Dès 2014, le troisième numéro de STREAM portait sur ce sujet, avec pour titre : Habiter l’Anthropocène. Construire avec cette conscience de l’impact que l’on a sur les écosystèmes est au cœur de notre travail. Concrètement, comment cela se traduit-il ? Il n’y a pas de réponse unique. En termes d’émissions de CO2, certains matériaux sont plus vertueux que d’autres, c’est le cas du bois que nous avons utilisé pour toute la structure extérieure. Nous avons cependant dû composer avec les contraintes des réserves, où seul le béton bas carbone permet d’atteindre ces résultats. Des panneaux photovoltaïques sur la toiture vont permettre de produire de l’énergie. Avoir sauvegardé les arbres existants permet une continuité, de jouer avec la nature et le bâti dans son usage.

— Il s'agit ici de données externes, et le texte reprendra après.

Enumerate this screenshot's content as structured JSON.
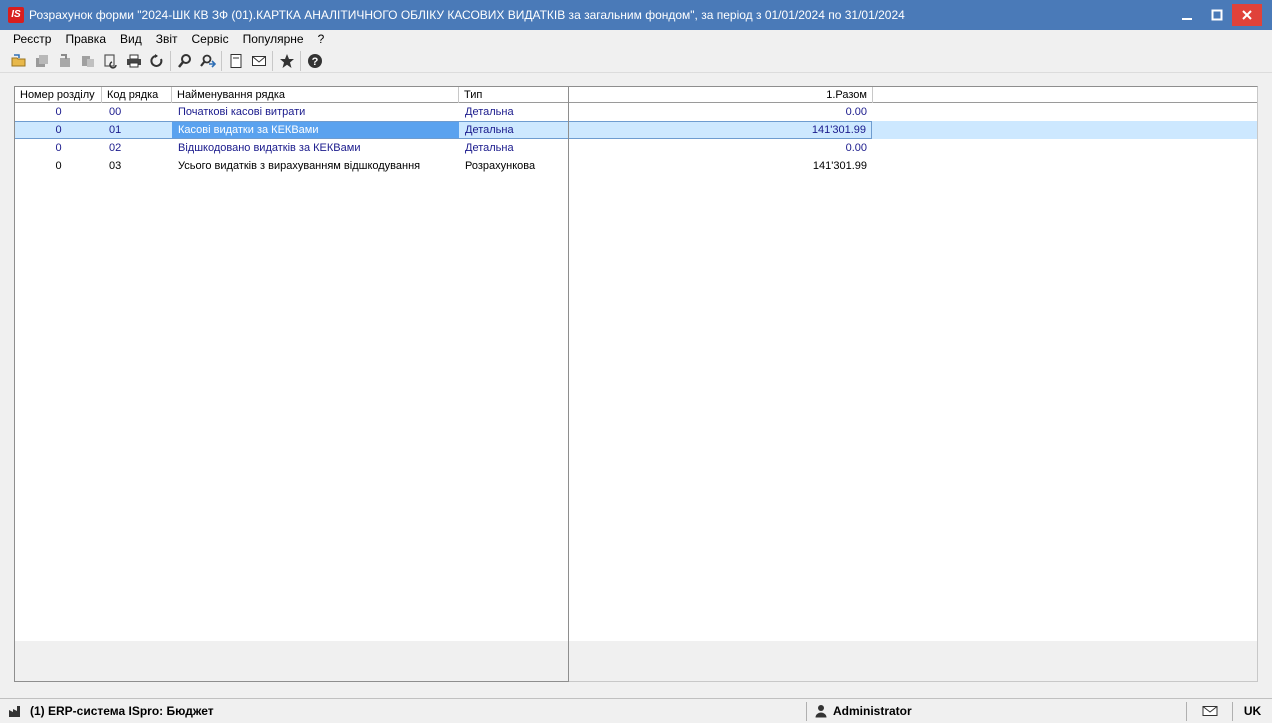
{
  "window": {
    "logo_text": "IS",
    "title": "Розрахунок форми \"2024-ШК КВ ЗФ (01).КАРТКА АНАЛІТИЧНОГО ОБЛІКУ КАСОВИХ ВИДАТКІВ  за загальним фондом\",  за період з  01/01/2024 по 31/01/2024",
    "minimize_icon": "minimize-icon",
    "maximize_icon": "maximize-icon",
    "close_icon": "close-icon"
  },
  "menu": {
    "items": [
      "Реєстр",
      "Правка",
      "Вид",
      "Звіт",
      "Сервіс",
      "Популярне",
      "?"
    ]
  },
  "toolbar": {
    "icons": [
      "open-folder-icon",
      "copy-icon",
      "move-icon",
      "paste-icon",
      "refresh-copy-icon",
      "print-icon",
      "reload-icon",
      "search-icon",
      "find-next-icon",
      "document-icon",
      "mail-icon",
      "star-icon",
      "help-icon"
    ]
  },
  "grid": {
    "columns": {
      "num": "Номер розділу",
      "code": "Код рядка",
      "name": "Найменування рядка",
      "type": "Тип",
      "sum": "1.Разом"
    },
    "rows": [
      {
        "num": "0",
        "code": "00",
        "name": "Початкові касові витрати",
        "type": "Детальна",
        "sum": "0.00"
      },
      {
        "num": "0",
        "code": "01",
        "name": "Касові видатки за КЕКВами",
        "type": "Детальна",
        "sum": "141'301.99"
      },
      {
        "num": "0",
        "code": "02",
        "name": "Відшкодовано видатків за КЕКВами",
        "type": "Детальна",
        "sum": "0.00"
      },
      {
        "num": "0",
        "code": "03",
        "name": "Усього видатків з вирахуванням відшкодування",
        "type": "Розрахункова",
        "sum": "141'301.99"
      }
    ],
    "selected_row": 1
  },
  "statusbar": {
    "system": "(1) ERP-система ISpro: Бюджет",
    "user": "Administrator",
    "lang": "UK"
  },
  "colors": {
    "titlebar": "#4a7ab8",
    "close_button": "#e0423a",
    "selection": "#cde8ff",
    "focus_cell": "#5aa2ef",
    "detail_text": "#1a1a8c"
  }
}
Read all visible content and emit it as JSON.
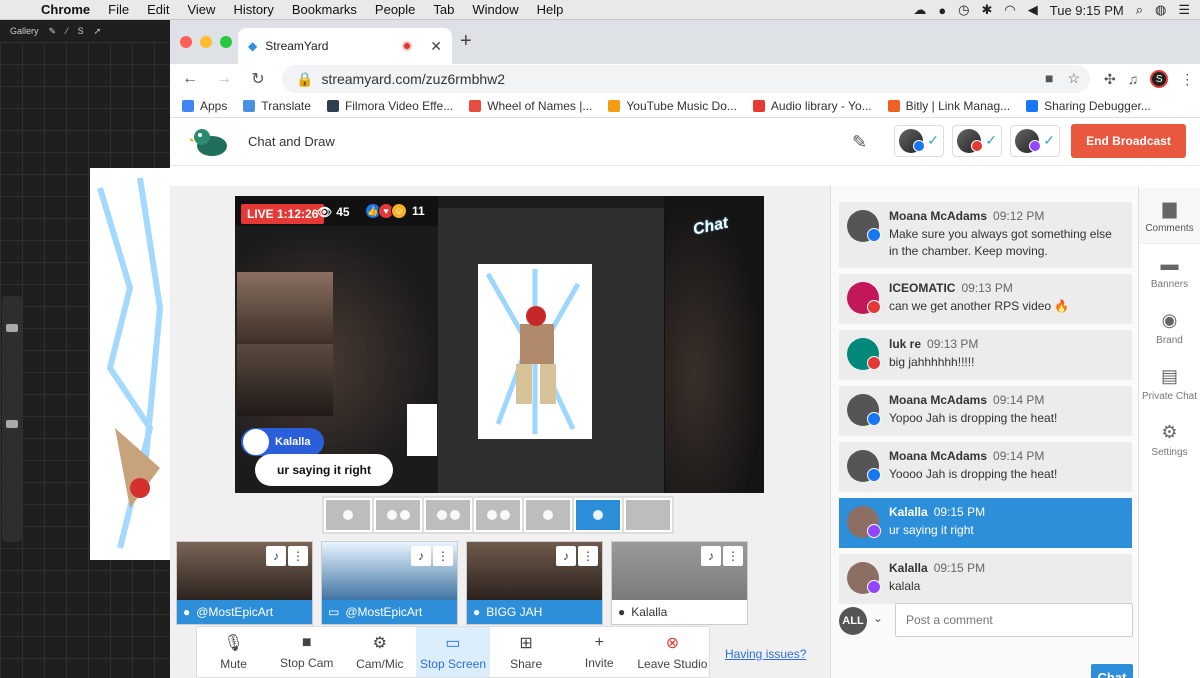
{
  "menubar": {
    "apple": "",
    "items": [
      "Chrome",
      "File",
      "Edit",
      "View",
      "History",
      "Bookmarks",
      "People",
      "Tab",
      "Window",
      "Help"
    ],
    "clock": "Tue 9:15 PM"
  },
  "procreate": {
    "gallery_label": "Gallery"
  },
  "browser": {
    "tab_title": "StreamYard",
    "url": "streamyard.com/zuz6rmbhw2",
    "profile_initial": "S",
    "bookmarks": [
      {
        "label": "Apps",
        "color": "#4285f4"
      },
      {
        "label": "Translate",
        "color": "#4a90e2"
      },
      {
        "label": "Filmora Video Effe...",
        "color": "#2c3e50"
      },
      {
        "label": "Wheel of Names |...",
        "color": "#e74c3c"
      },
      {
        "label": "YouTube Music Do...",
        "color": "#f39c12"
      },
      {
        "label": "Audio library - Yo...",
        "color": "#e53935"
      },
      {
        "label": "Bitly | Link Manag...",
        "color": "#ee6123"
      },
      {
        "label": "Sharing Debugger...",
        "color": "#1877f2"
      }
    ]
  },
  "studio": {
    "title": "Chat and Draw",
    "end_button": "End Broadcast",
    "live_timer": "LIVE 1:12:26",
    "viewers": "45",
    "reactions": "11",
    "brand_logo": "Chat",
    "guest_chip": "Kalalla",
    "featured_comment": "ur saying it right",
    "cameras": [
      {
        "label": "@MostEpicArt",
        "icon": "person-icon",
        "off": false
      },
      {
        "label": "@MostEpicArt",
        "icon": "monitor-icon",
        "off": false
      },
      {
        "label": "BIGG JAH",
        "icon": "person-icon",
        "off": false
      },
      {
        "label": "Kalalla",
        "icon": "person-icon",
        "off": true
      }
    ],
    "controls": [
      {
        "label": "Mute",
        "icon": "mic-icon",
        "glyph": "🎙"
      },
      {
        "label": "Stop Cam",
        "icon": "camera-icon",
        "glyph": "■"
      },
      {
        "label": "Cam/Mic",
        "icon": "gear-icon",
        "glyph": "⚙"
      },
      {
        "label": "Stop Screen",
        "icon": "screen-icon",
        "glyph": "▭"
      },
      {
        "label": "Share",
        "icon": "share-icon",
        "glyph": "⊞"
      },
      {
        "label": "Invite",
        "icon": "add-person-icon",
        "glyph": "+"
      },
      {
        "label": "Leave Studio",
        "icon": "close-circle-icon",
        "glyph": "⊗"
      }
    ],
    "issues_link": "Having issues?"
  },
  "comments": [
    {
      "name": "Moana McAdams",
      "time": "09:12 PM",
      "text": "Make sure you always got something else in the chamber. Keep moving.",
      "platform": "#1877f2",
      "avatar": "#555",
      "highlight": false
    },
    {
      "name": "ICEOMATIC",
      "time": "09:13 PM",
      "text": "can we get another RPS video 🔥",
      "platform": "#e53935",
      "avatar": "#c2185b",
      "highlight": false
    },
    {
      "name": "luk re",
      "time": "09:13 PM",
      "text": "big jahhhhhh!!!!!",
      "platform": "#e53935",
      "avatar": "#00897b",
      "highlight": false
    },
    {
      "name": "Moana McAdams",
      "time": "09:14 PM",
      "text": "Yopoo Jah is dropping the heat!",
      "platform": "#1877f2",
      "avatar": "#555",
      "highlight": false
    },
    {
      "name": "Moana McAdams",
      "time": "09:14 PM",
      "text": "Yoooo Jah is dropping the heat!",
      "platform": "#1877f2",
      "avatar": "#555",
      "highlight": false
    },
    {
      "name": "Kalalla",
      "time": "09:15 PM",
      "text": "ur saying it right",
      "platform": "#9146ff",
      "avatar": "#8d6e63",
      "highlight": true
    },
    {
      "name": "Kalalla",
      "time": "09:15 PM",
      "text": "kalala",
      "platform": "#9146ff",
      "avatar": "#8d6e63",
      "highlight": false
    }
  ],
  "post": {
    "all_label": "ALL",
    "placeholder": "Post a comment",
    "chat_button": "Chat"
  },
  "rail": [
    {
      "label": "Comments",
      "icon": "comment-icon",
      "glyph": "▆",
      "active": true
    },
    {
      "label": "Banners",
      "icon": "banner-icon",
      "glyph": "▬",
      "active": false
    },
    {
      "label": "Brand",
      "icon": "palette-icon",
      "glyph": "◉",
      "active": false
    },
    {
      "label": "Private Chat",
      "icon": "private-chat-icon",
      "glyph": "▤",
      "active": false
    },
    {
      "label": "Settings",
      "icon": "gear-icon",
      "glyph": "⚙",
      "active": false
    }
  ],
  "colors": {
    "accent": "#2d8ed9",
    "danger": "#e9573f",
    "live": "#e53935"
  }
}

Bas Smets nous a effectivement accompagné dans ce projet pour réaménager le parc, semer les graines d’un développement futur si nous trouvons le mécénat.
Le Centre Pompidou Francilien doit être livré en juillet 2026. A-t-il vocation à accueillir des expositions alors que le Centre Pompidou sera fermé pour travaux ?
Je renvoie à la réponse de Laurent Le Bon, avec brio et l’humour qu’on lui connaît : la transition est évidente, il y a un alignement des planètes ! Peu ou prou, le moment de livraison de la Fabrique de l’Art correspondra à la fermeture de Beaubourg. Il est certain que faire émerger ce lieu à ce moment permettra à l’attention de se porter sur le nouveau venu, de le faire exister dans le champ de la culture et de lui assurer une pérennité.